3. Underestimating the impact of small changes. The Twitter Case. It is perhaps appropriate that we finish with the twitter effect. By now you have probably realized that Twitter has had an extraordinary impact on the way people communicate. At the beginning most people are in denial, but they quickly discover that it is way much more useful than they imagined, and even then they are constantly surprised by the ingenuity of users to create new ways of using this extraordinarily simple tool. Yet Twitter does not bring any revolution in technology – just a small change in dimensions. Blogging tools have been available for years, but just by limiting messages to 140 characters – technically a trivial change – they have created something completely different. It is this mysterious small change effect that makes prediction virtually impossible and why nobody anticipated the success of Twitter. Many people could have imagined such a service existing, but not that it would have quickly become the first place I look each day.

Now you see why true prediction is actually very difficult. I stress true prediction because there is one class of forecast that is dependable but not really a forecast – that is when people are talking about some long lead time project that they are aware of. In some industries it takes years to engineer a product for production so there are some people in the company that know what future models will look like long before anyone ever sees them, but this is a kind of insider information – like using a real witch to make your predictions – and hardly fair.
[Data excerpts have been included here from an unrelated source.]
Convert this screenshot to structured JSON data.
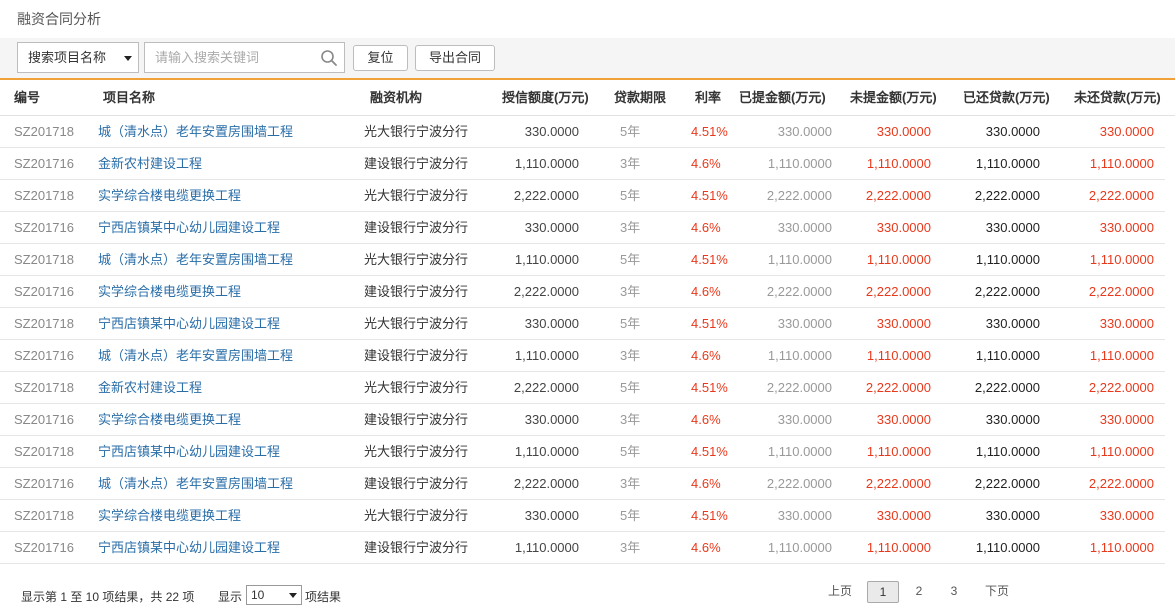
{
  "page": {
    "title": "融资合同分析"
  },
  "toolbar": {
    "search_type": "搜索项目名称",
    "search_placeholder": "请输入搜索关键词",
    "reset_label": "复位",
    "export_label": "导出合同"
  },
  "table": {
    "headers": {
      "code": "编号",
      "name": "项目名称",
      "org": "融资机构",
      "credit": "授信额度(万元)",
      "term": "贷款期限",
      "rate": "利率",
      "drawn": "已提金额(万元)",
      "undrawn": "未提金额(万元)",
      "repaid": "已还贷款(万元)",
      "unpaid": "未还贷款(万元)"
    },
    "rows": [
      {
        "code": "SZ201718",
        "name": "城（清水点）老年安置房围墙工程",
        "org": "光大银行宁波分行",
        "credit": "330.0000",
        "term": "5年",
        "rate": "4.51%",
        "drawn": "330.0000",
        "undrawn": "330.0000",
        "repaid": "330.0000",
        "unpaid": "330.0000"
      },
      {
        "code": "SZ201716",
        "name": "金新农村建设工程",
        "org": "建设银行宁波分行",
        "credit": "1,110.0000",
        "term": "3年",
        "rate": "4.6%",
        "drawn": "1,110.0000",
        "undrawn": "1,110.0000",
        "repaid": "1,110.0000",
        "unpaid": "1,110.0000"
      },
      {
        "code": "SZ201718",
        "name": "实学综合楼电缆更换工程",
        "org": "光大银行宁波分行",
        "credit": "2,222.0000",
        "term": "5年",
        "rate": "4.51%",
        "drawn": "2,222.0000",
        "undrawn": "2,222.0000",
        "repaid": "2,222.0000",
        "unpaid": "2,222.0000"
      },
      {
        "code": "SZ201716",
        "name": "宁西店镇某中心幼儿园建设工程",
        "org": "建设银行宁波分行",
        "credit": "330.0000",
        "term": "3年",
        "rate": "4.6%",
        "drawn": "330.0000",
        "undrawn": "330.0000",
        "repaid": "330.0000",
        "unpaid": "330.0000"
      },
      {
        "code": "SZ201718",
        "name": "城（清水点）老年安置房围墙工程",
        "org": "光大银行宁波分行",
        "credit": "1,110.0000",
        "term": "5年",
        "rate": "4.51%",
        "drawn": "1,110.0000",
        "undrawn": "1,110.0000",
        "repaid": "1,110.0000",
        "unpaid": "1,110.0000"
      },
      {
        "code": "SZ201716",
        "name": "实学综合楼电缆更换工程",
        "org": "建设银行宁波分行",
        "credit": "2,222.0000",
        "term": "3年",
        "rate": "4.6%",
        "drawn": "2,222.0000",
        "undrawn": "2,222.0000",
        "repaid": "2,222.0000",
        "unpaid": "2,222.0000"
      },
      {
        "code": "SZ201718",
        "name": "宁西店镇某中心幼儿园建设工程",
        "org": "光大银行宁波分行",
        "credit": "330.0000",
        "term": "5年",
        "rate": "4.51%",
        "drawn": "330.0000",
        "undrawn": "330.0000",
        "repaid": "330.0000",
        "unpaid": "330.0000"
      },
      {
        "code": "SZ201716",
        "name": "城（清水点）老年安置房围墙工程",
        "org": "建设银行宁波分行",
        "credit": "1,110.0000",
        "term": "3年",
        "rate": "4.6%",
        "drawn": "1,110.0000",
        "undrawn": "1,110.0000",
        "repaid": "1,110.0000",
        "unpaid": "1,110.0000"
      },
      {
        "code": "SZ201718",
        "name": "金新农村建设工程",
        "org": "光大银行宁波分行",
        "credit": "2,222.0000",
        "term": "5年",
        "rate": "4.51%",
        "drawn": "2,222.0000",
        "undrawn": "2,222.0000",
        "repaid": "2,222.0000",
        "unpaid": "2,222.0000"
      },
      {
        "code": "SZ201716",
        "name": "实学综合楼电缆更换工程",
        "org": "建设银行宁波分行",
        "credit": "330.0000",
        "term": "3年",
        "rate": "4.6%",
        "drawn": "330.0000",
        "undrawn": "330.0000",
        "repaid": "330.0000",
        "unpaid": "330.0000"
      },
      {
        "code": "SZ201718",
        "name": "宁西店镇某中心幼儿园建设工程",
        "org": "光大银行宁波分行",
        "credit": "1,110.0000",
        "term": "5年",
        "rate": "4.51%",
        "drawn": "1,110.0000",
        "undrawn": "1,110.0000",
        "repaid": "1,110.0000",
        "unpaid": "1,110.0000"
      },
      {
        "code": "SZ201716",
        "name": "城（清水点）老年安置房围墙工程",
        "org": "建设银行宁波分行",
        "credit": "2,222.0000",
        "term": "3年",
        "rate": "4.6%",
        "drawn": "2,222.0000",
        "undrawn": "2,222.0000",
        "repaid": "2,222.0000",
        "unpaid": "2,222.0000"
      },
      {
        "code": "SZ201718",
        "name": "实学综合楼电缆更换工程",
        "org": "光大银行宁波分行",
        "credit": "330.0000",
        "term": "5年",
        "rate": "4.51%",
        "drawn": "330.0000",
        "undrawn": "330.0000",
        "repaid": "330.0000",
        "unpaid": "330.0000"
      },
      {
        "code": "SZ201716",
        "name": "宁西店镇某中心幼儿园建设工程",
        "org": "建设银行宁波分行",
        "credit": "1,110.0000",
        "term": "3年",
        "rate": "4.6%",
        "drawn": "1,110.0000",
        "undrawn": "1,110.0000",
        "repaid": "1,110.0000",
        "unpaid": "1,110.0000"
      }
    ]
  },
  "footer": {
    "info": "显示第 1 至 10 项结果，共 22 项",
    "show_label": "显示",
    "page_size": "10",
    "result_label": "项结果",
    "prev": "上页",
    "pages": [
      "1",
      "2",
      "3"
    ],
    "next": "下页"
  },
  "colors": {
    "accent": "#f0a13a",
    "link": "#2a6ea8",
    "red": "#e8391c"
  }
}
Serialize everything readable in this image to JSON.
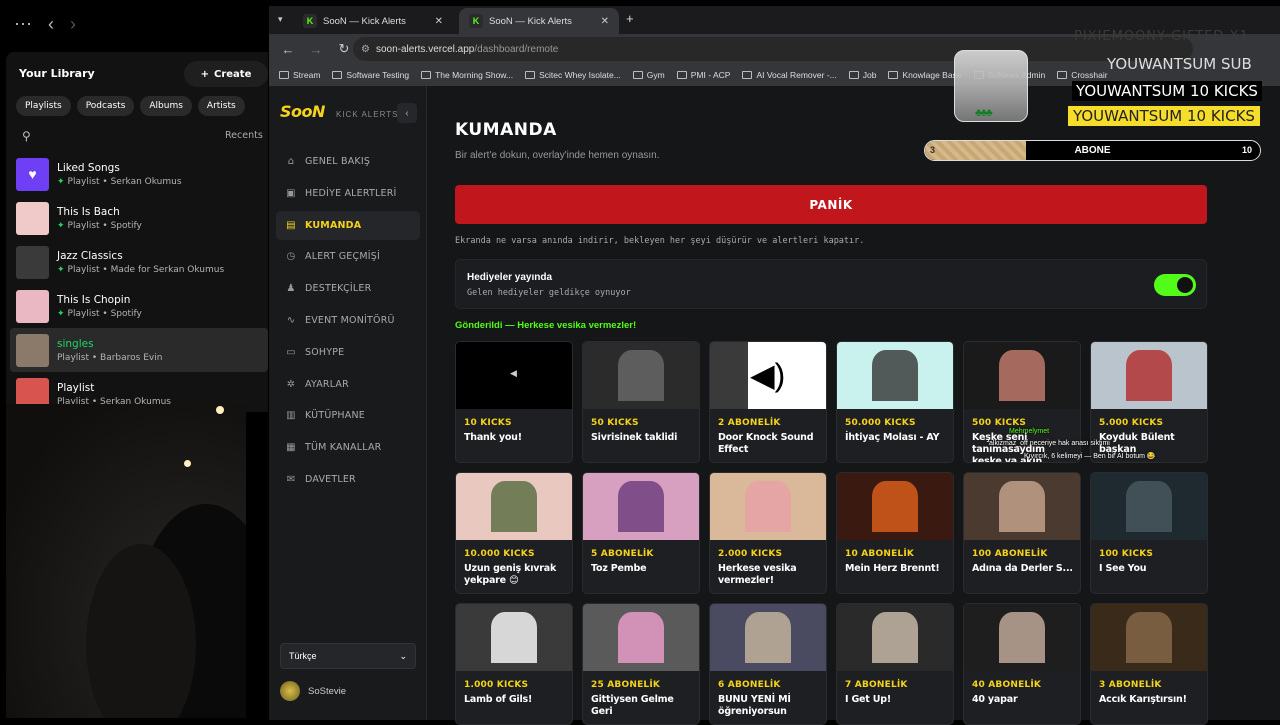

But what use is it to know that predictions are useless? It is actually much more useful than you imagine. Once you know that predictions are so difficult you need to keep your eyes open, monitor the emergence of new technologies and be alert for new social constructs. You also need to build long term plans with an escape route just in case the context changes mid stream. Nobody can predict the emergence of new tools like Twitter, but you must be ready to adopt them when they come.

Comments

Pseudoreality said…
Hi Andy,
Nice article.
I read that one thing about predicting the future IS predictable. The Maes-Garreau law says predictions about future technology will fall just within the expected lifespan of the person making it. http://www.newscientist.com/article/dn18301-five-laws-of-human-nature.html?page=2

PS. I believe Max in Get Smart had a phone shoe. Does that count?
Andrew Hennigan said…
Many thanks for adding this point. I never saw the phone shoe, but it's likely that the closest guesses were from wierdest ones. All the usual predictions about household robots and jet cars are just too obvious.